Le Saracen était un imposant vapeur anglais de 3272 tonnes, long de 103.6 mètres, large de 14.8 mètres pour 7 mètres de tirant d’eau et propulsé par une machine à vapeur à triple expansion de 326 cv lui donnant une vitesse de 10 nœuds. Lancé le 4 avril 1911 par les chantiers J.Priestman de Sunderland en Angleterre pour la ligne ottomane de la compagnie Pardoe-Thomas basée à Newport, le Saracen fut revendu en 1917 à la compagnie Letricheux de Swansea.

Le 26 décembre 1917, le Saracen, parti de Bilbao pour Glasgow avec ses trente quatre hommes d’équipage (dont vingt-cinq anglais) et un chargement de minerai de fer, s’était joint à un convoi d’une dizaine de bateaux faisant route pour faire escale au port de Brest. En tête se trouvaient deux patrouilleurs et autant en queue alors que le Saracen prenait la dernière place de la file de gauche. Ses deux anges gardiens les plus proches étaient l’Isabella Fowlie et l’Emeline.

Le convoi naviguait à environ 6 nœuds. Quatre hommes assuraient la veille et son commandant, John Ears Don Grant, était même absent de la passerelle de son navire. Hors, dans un passage aussi dangereux que le chenal du Four à la pointe de la Bretagne, la prudence aurait voulu qu’il reste à son poste. Son officier de quart pouvait être à même de diriger correctement le bateau mais ce ne fut pas le cas : il n’a pas tenu compte, ou ne s’est pas suffisamment méfié, d’un fort courant d’environ 1 mille à l’heure qui déviait peu à peu la route du vapeur.

Une première bouée de balisage signalant la roche des Plâtresses a été aperçue par bâbord, suivie d’une seconde peu après. Soudainement à 17h30 un ébranlement terrifiant secoua le Saracen pendant de longues secondes, alors que les marins médusés percevaient un bruit évoquant la forte friction du métal contre la roche ! La machine fut rapidement stoppée et l’on constata que l’eau avait commencé à envahir la cale n°2 et les soutes alimentaires. A aucun moment les hommes n’ont entendu d’explosion ou vu une gerbe d’eau qui aurait pu provenir d’une rencontre avec une mine ou une torpille.

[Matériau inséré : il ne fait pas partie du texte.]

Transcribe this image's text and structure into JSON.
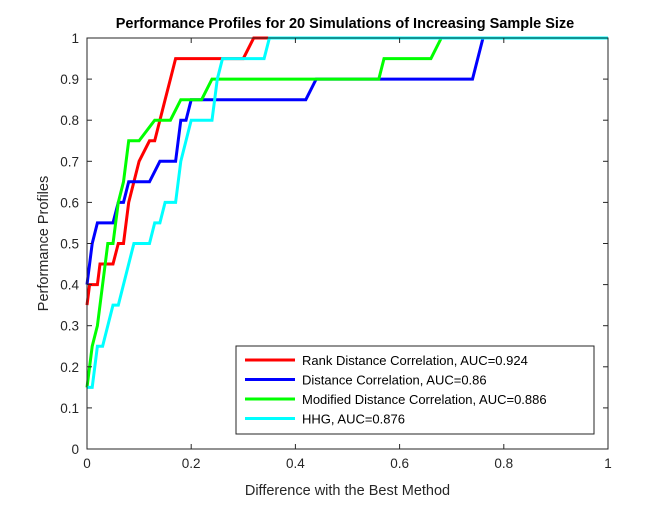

Manifestement le Saracen avait dévié par le courant, faisant une route légèrement trop à l’ouest, et a heurté une roche. Il était 17h45 et des coups de sifflets frénétiques retentirent à bord du vapeur blessé mais toujours à flot. Dix minutes plus tard ce fut le « sauve qui peut », les hommes amenèrent deux embarcations de sauvetage et quittèrent le bord pour rejoindre l’Emeline, au grand dam du commandant de ce patrouilleur américain qui leur cria de retourner à bord et de tenter d’échouer leur navire. L’équipage du Saracen ne manifesta pas beaucoup d’enthousiasme pour cette action et tergiversa beaucoup, trouvant leur situation beaucoup plus confortable sur l’Emeline plutôt que de retourner sur un bateau en perdition qui risquait de les engloutir à chaque instant.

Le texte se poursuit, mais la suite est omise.